Limits and Quotas
Engram Limits
Per-Request Limits
| Resource | Limit | Notes |
|---|---|---|
Messages per append_messages call | 200 | Batch your messages in groups of 200 or fewer |
Search results (limit param) | 50 max | Default: 10 |
Messages per get_conversation (message_limit) | 500 max | Default: 100. Use pagination for longer conversations |
Conversations per list_conversations (limit) | 100 max | Default: 20. Use offset for pagination |
Data Limits
| Resource | Limit | Notes |
|---|---|---|
| Message content size | No hard limit | Practical limit ~100KB per message. D1 TEXT fields have no defined max |
| Tags per conversation | No hard limit | Stored as JSON array. Keep reasonable for query performance |
| Metadata size | No hard limit | Stored as JSON object. Keep under a few KB |
| Title length | No hard limit | TEXT field |
Chunking Parameters
| Parameter | Value | Description |
|---|---|---|
| Window size | 5 messages | Number of messages per chunk |
| Stride | 3 messages | Step between consecutive chunk starts |
| Overlap | 2 messages | Messages shared between adjacent chunks |
These are fixed in the current release. Configurable chunking is on the roadmap.

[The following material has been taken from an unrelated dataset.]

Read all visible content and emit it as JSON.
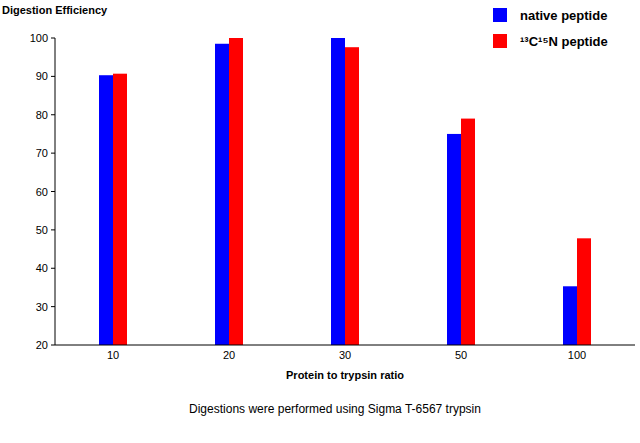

Cloudflare Platform Limits
Engram runs on Cloudflare’s platform. These are the underlying platform limits.
Workers (Free Plan)
| Resource | Limit |
|---|---|
| Requests per day | 100,000 |
| CPU time per request | 10ms |
| Memory | 128MB |
| Script size | 1MB |
Workers (Paid — $5/month)
| Resource | Limit |
|---|---|
| Requests per month | 10 million included, $0.50/million after |
| CPU time per request | 30 seconds |
| Memory | 128MB |
| Script size | 10MB |
D1
| Resource | Free | Paid |
|---|---|---|
| Storage | 5GB | 10GB+ |
| Rows read per day | 5 million | 50 billion |
| Rows written per day | 100,000 | 50 million |
| Databases | 10 | 50,000 |
Vectorize
| Resource | Limit |
|---|---|
| Vectors per index | 5,000,000 |
| Dimensions | Up to 1536 (Engram uses 768) |
| Metadata per vector | 10KB |
| Namespaces per index | 1,000 |
| Indexes per account | 100 |
Workers AI
| Resource | Limit |
|---|---|
bge-base-en-v1.5 | Free, unlimited |
| Max input tokens | 512 tokens per text |
| Batch size | 100 texts per call |
Estimating Usage
Storage
Message content is gzip-compressed before storage, reducing space by roughly 3×. A typical message is ~3 KB raw and ~1 KB compressed. With chunk overhead, roughly 35 KB per 100-message conversation.
At D1’s paid tier (10GB), with compression:
- ~280,000 conversations with 100 messages each
- ~28 million individual messages
Short messages (<128 bytes) are stored uncompressed — gzip headers would make them larger.
Vectors
Each chunk produces one 768-dimensional vector. With a window of 5 and stride of 3, a 100-message conversation produces roughly 33 chunks.
At Vectorize’s 5M vector limit:
- ~150,000 conversations with 100 messages each
Requests
Each append_messages call is 1 Worker request. Each search is 1 request. At 100K requests/day (free tier), that’s roughly:
- 100K message appends or searches per day
- ~4,000 per hour
Rate Limiting
Rate limiting is not yet implemented in the Engram MVP. It is planned for Phase 2.